If John Doe just loves collecting door knobs from the 1700's, but Jane hates it and doesn't respect the hobby then the same problem arises. It isn't that the other person has to love doing the same things as the other, it's just they respect that hobby.

To be honest I find it just as shallow when someone completely rules out a person who doesn't share the same hobby, it feels just as closed minded as someone not accepting and respecting another persons interest.

Jane sounds like an idiot. 18th century doorknobs are so fucking pimp.

My ex girlfriend wasn't into the same stuff as me, we had a great relationship (until we split up... obviously... but that wasn't hobby related.)

sam vimes
04-05-2012, 10:50 AM
It wouldn't phase me, but my wife might take issue.

MisakiPhantom84
04-05-2012, 07:39 PM
While I consider myself far to young to date right now (only 14.), i can imagine that since Cosplay is pretty big of a thing in my life it'd kinda matter to me whether the person i dated had negative opinions on cosplay or not.

I would not care if they didnt cosplay or if they didnt care for it, but if they were only ever negative about it or just didnt accept it as a hobby or interest of mine, i'd ditch them right there.
They don't need to love it, but a slight apprecition/not bagging it would be... sorta nice.

Same here... I haven't dated yet,and I don't plan to anytime soon(a few years maybe...).
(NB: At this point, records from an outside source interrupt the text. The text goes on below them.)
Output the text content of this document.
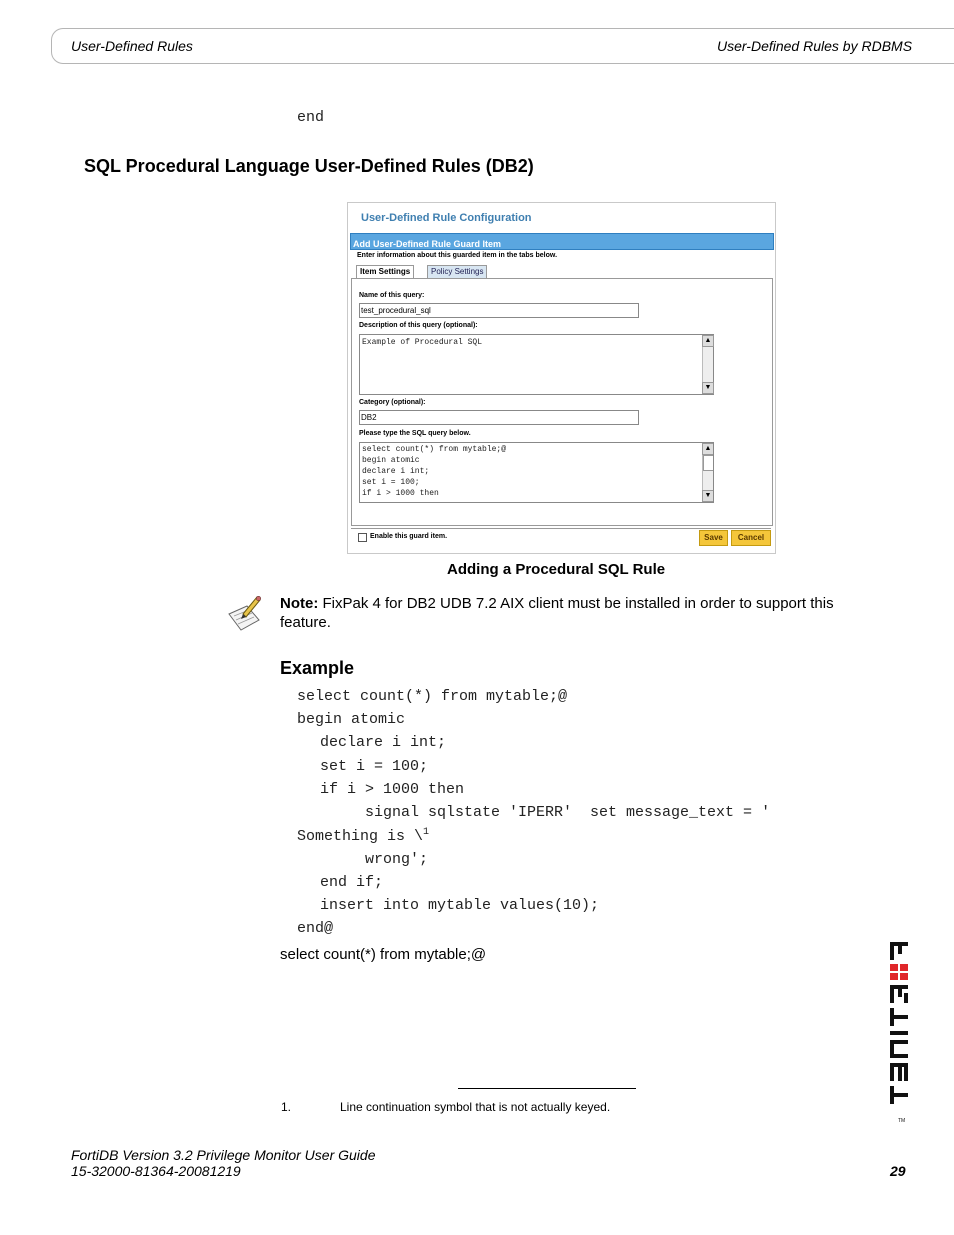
User-Defined Rules	User-Defined Rules by RDBMS
end
SQL Procedural Language User-Defined Rules (DB2)
User-Defined Rule Configuration
Add User-Defined Rule Guard Item
Enter information about this guarded item in the tabs below.
Item Settings	Policy Settings
Name of this query:
test_procedural_sql
Description of this query (optional):
Example of Procedural SQL	▲
▼
Category (optional):
DB2
Please type the SQL query below.
select count(*) from mytable;@
begin atomic
declare i int;
set i = 100;
if i > 1000 then
▲
▼
Enable this guard item.	Save	Cancel
Adding a Procedural SQL Rule
Note: FixPak 4 for DB2 UDB 7.2 AIX client must be installed in order to support this feature.
Example
select count(*) from mytable;@
begin atomic
declare i int;
set i = 100;
if i > 1000 then
signal sqlstate 'IPERR'  set message_text = '
Something is \$^1$
wrong';
end if;
insert into mytable values(10);
end@
select count(*) from mytable;@
1.	Line continuation symbol that is not actually keyed.
FortiDB Version 3.2 Privilege Monitor User Guide
15-32000-81364-20081219	29
TM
Although if I were, then I'd say that I would rather have a cosplayer than a 'normal' person... Most conversations include cosplay and otaku-filled chats so as others have said I wont be able to have many conversations with them. I also don't mind having a so called 'normal' person either as long as they don't change me.(try to anyways.. I wont let them)... "I am a unique painting,not a copy of someone else's creativity"... also a 'normal' person can show me other things like books,movies,restaurants,etc. So,Although I prefer a cosplayer,I won't mind a 'normal' person either. :)

quizbowler
04-05-2012, 08:06 PM
I'd like it more if my girlfriend was also into cosplay, since that means we could spend more time together with costume making and going to conventions, etc. It wouldn't be the end of the world if she wasn't into it, as long as she was okay with me still taking part.

surferbrg
04-13-2012, 07:46 PM
if the person is opened minded, then it will work out, but if the person is opposite attract it will not work, it happened to a former friend of mine. It didn't work for me when I got my first gf. but your welcome to give it a try.

itlookslikerain
04-13-2012, 09:04 PM
It all comes down to mutual respect. If a guy I was interested in didn't respect me enough to keep his negative opinion about cosplaying/costumes/my geekdom to himself - it wouldn't work out. Those are things that I love, and they're a part of who I am.

That being said, my boyfriend doesn't cosplay, but he thinks that it's super-rad that I do it. He likes seeing me make costumes of the comic book characters he liked as a kid. :3

Moonsong
04-16-2012, 03:14 AM
I'd probably be iffy about it. Right now, it's the hobby I choose to devote what little extra spending money I have to, and if I couldn't share that with someone, or were forced to change, it would kind of suck. If a person cannot at the very least be respectful of my hobby, there can be no chemistry between us.